Steve thought about hollering “garcon” for the waiter, just like from the scene in “Pulp Fiction,” (he had always wanted to do that in a diner), but thought better of it and just flagged down the skinny, pimply kid with a wave of his hand – his damp, pale hand that seemed a lot older than when he had last looked at it – the last time, in fact, being in that dreadful, dreadful wasteland called Madison. He had been in a bookstore, skimming the yellowed, dog-eared pages of a volume on Freemasonry, and as he reached his hand over to turn a page or swat a fly or scratch an itch he looked at a pale, damp hand that seemed to belong to someone else – it seemed to no longer be part of Steve Custis – Steve Custis, that thirty-two year-old pharmaceuticals salesman who drank too much, ate too much fat in his diet and probably took in far too much high-fructose corn syrup. At least he took care of his bodily functions in a large, clean bathroom – a bathroom that would be the envy of much of the rest of the world...a bathroom with clean white porcelain and gleaming stainless steel. A bathroom with a large tub enclosure and a shower head that looked to be the size of a manhole cover. A bathroom sporting a toilet with all comfort features added – a regal place where the journey could be completed for that fatty diet and high-fructose corn syrup washed down with too much alcohol.

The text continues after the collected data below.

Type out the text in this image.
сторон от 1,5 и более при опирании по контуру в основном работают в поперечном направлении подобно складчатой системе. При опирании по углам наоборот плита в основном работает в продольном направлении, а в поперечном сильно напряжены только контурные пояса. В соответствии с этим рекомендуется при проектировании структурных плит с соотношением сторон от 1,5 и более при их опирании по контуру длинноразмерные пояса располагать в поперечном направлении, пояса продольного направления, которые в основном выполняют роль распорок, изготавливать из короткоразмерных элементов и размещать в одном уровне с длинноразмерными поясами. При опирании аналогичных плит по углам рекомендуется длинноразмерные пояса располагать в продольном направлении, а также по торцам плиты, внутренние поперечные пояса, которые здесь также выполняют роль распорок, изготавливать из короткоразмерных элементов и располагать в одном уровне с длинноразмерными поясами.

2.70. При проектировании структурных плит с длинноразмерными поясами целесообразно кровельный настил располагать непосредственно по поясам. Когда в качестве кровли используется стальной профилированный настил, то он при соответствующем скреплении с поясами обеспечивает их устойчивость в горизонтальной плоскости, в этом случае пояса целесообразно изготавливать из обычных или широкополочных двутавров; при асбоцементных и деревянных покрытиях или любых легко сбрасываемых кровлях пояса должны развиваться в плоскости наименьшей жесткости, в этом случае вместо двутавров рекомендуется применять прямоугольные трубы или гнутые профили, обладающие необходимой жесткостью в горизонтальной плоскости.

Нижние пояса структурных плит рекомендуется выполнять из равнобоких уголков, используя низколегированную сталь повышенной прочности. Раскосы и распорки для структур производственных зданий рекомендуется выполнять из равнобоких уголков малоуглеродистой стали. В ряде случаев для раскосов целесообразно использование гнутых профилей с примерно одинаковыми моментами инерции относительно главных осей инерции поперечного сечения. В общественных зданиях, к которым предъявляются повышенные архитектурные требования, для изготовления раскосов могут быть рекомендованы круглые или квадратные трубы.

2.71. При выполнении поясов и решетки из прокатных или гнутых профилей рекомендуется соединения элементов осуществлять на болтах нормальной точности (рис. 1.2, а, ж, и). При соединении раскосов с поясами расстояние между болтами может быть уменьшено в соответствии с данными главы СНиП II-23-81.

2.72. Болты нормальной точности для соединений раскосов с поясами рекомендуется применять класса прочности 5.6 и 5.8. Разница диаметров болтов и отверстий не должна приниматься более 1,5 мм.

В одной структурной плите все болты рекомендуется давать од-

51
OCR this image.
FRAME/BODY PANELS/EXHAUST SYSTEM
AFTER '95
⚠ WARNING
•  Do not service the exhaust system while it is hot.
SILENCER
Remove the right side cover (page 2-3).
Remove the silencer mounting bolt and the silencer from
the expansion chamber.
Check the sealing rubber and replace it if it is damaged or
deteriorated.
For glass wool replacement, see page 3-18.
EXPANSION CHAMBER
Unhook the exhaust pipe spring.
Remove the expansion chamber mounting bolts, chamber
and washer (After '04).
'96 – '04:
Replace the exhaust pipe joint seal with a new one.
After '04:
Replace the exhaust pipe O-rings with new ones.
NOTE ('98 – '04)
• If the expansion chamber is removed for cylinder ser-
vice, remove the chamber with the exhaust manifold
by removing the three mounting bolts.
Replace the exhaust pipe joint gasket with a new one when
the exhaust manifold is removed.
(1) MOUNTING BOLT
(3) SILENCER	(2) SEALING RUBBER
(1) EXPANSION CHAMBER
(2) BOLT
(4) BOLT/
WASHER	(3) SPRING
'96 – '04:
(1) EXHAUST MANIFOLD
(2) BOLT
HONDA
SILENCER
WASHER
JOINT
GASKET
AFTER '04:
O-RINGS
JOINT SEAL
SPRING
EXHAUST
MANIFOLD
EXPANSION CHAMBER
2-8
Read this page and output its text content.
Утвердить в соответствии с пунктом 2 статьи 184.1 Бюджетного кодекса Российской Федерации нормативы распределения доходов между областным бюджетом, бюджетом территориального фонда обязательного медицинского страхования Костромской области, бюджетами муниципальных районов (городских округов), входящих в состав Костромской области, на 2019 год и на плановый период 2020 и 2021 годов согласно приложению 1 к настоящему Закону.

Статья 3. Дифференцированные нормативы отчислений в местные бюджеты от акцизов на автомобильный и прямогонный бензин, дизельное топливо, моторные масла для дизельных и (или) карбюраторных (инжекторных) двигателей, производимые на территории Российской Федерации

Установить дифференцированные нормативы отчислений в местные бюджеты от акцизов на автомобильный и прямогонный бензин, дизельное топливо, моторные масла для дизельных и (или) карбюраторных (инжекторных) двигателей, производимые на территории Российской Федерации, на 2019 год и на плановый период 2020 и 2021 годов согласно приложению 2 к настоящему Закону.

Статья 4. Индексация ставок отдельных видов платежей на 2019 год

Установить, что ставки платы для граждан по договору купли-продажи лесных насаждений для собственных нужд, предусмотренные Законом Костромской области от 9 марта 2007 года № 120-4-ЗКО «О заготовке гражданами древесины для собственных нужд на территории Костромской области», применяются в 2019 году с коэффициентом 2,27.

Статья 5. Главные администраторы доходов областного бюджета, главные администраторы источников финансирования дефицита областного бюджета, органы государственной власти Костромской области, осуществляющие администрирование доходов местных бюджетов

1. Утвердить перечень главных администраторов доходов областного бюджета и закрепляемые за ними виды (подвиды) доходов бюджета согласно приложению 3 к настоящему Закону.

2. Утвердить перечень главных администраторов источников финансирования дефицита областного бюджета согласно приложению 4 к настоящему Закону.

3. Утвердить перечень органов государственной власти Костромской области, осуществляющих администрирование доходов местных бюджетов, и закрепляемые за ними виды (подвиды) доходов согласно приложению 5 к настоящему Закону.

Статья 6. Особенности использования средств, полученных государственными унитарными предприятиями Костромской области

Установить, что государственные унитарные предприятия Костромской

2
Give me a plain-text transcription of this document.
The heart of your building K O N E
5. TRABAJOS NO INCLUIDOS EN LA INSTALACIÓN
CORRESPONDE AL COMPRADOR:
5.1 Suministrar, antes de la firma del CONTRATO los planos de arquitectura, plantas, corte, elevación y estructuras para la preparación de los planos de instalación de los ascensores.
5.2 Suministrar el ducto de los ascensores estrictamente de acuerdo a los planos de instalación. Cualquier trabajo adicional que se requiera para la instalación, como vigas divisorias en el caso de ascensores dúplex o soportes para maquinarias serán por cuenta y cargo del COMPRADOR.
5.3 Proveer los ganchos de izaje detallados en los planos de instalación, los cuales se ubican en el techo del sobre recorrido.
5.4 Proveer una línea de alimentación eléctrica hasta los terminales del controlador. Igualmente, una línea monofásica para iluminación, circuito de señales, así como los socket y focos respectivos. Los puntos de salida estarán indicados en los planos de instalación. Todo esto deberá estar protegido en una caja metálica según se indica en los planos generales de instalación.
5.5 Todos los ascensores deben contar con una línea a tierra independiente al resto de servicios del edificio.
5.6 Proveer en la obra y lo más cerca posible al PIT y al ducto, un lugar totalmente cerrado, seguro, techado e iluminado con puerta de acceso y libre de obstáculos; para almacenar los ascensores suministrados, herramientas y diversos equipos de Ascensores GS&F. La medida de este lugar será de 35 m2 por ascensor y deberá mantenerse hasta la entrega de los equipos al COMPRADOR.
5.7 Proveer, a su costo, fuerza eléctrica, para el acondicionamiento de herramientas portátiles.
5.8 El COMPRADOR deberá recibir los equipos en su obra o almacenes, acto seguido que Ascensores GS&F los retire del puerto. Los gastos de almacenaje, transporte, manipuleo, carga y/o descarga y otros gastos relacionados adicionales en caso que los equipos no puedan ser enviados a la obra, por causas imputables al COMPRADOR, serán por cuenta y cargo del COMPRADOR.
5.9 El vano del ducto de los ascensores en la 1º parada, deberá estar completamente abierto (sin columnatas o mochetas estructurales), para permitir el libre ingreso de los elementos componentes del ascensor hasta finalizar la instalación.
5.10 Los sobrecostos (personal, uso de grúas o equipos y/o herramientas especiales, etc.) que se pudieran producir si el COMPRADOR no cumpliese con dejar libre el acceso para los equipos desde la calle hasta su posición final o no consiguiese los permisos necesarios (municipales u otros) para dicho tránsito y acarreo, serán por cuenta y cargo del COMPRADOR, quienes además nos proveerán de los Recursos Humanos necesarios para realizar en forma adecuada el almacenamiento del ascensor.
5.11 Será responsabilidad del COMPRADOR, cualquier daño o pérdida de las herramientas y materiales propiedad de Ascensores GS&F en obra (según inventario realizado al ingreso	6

And Steve looked hard at that hand...he looked real hard at it, as though he were looking through it. He fantasized about becoming very small, very small indeed, shrinking down to the size of the little people on his “N” scale railroad. He would walk around on the surface of that damp, cold hand like a miniature astronaut, complete with a helmet and miniature air supply. He would traverse its surface, prodding the skin with his miniature scientific instruments and that little pokey prodding stick that he imagined a miniature astronaut might carry when exploring the skin of a gigantic, damp, pale hand.
“The Monte Cristo basket and a Coke, please,” he said to the skinny, pimply waiter who stared at him out of watery, glassy eyes. The hell if he was ever going to return to Madison. The hell if he was.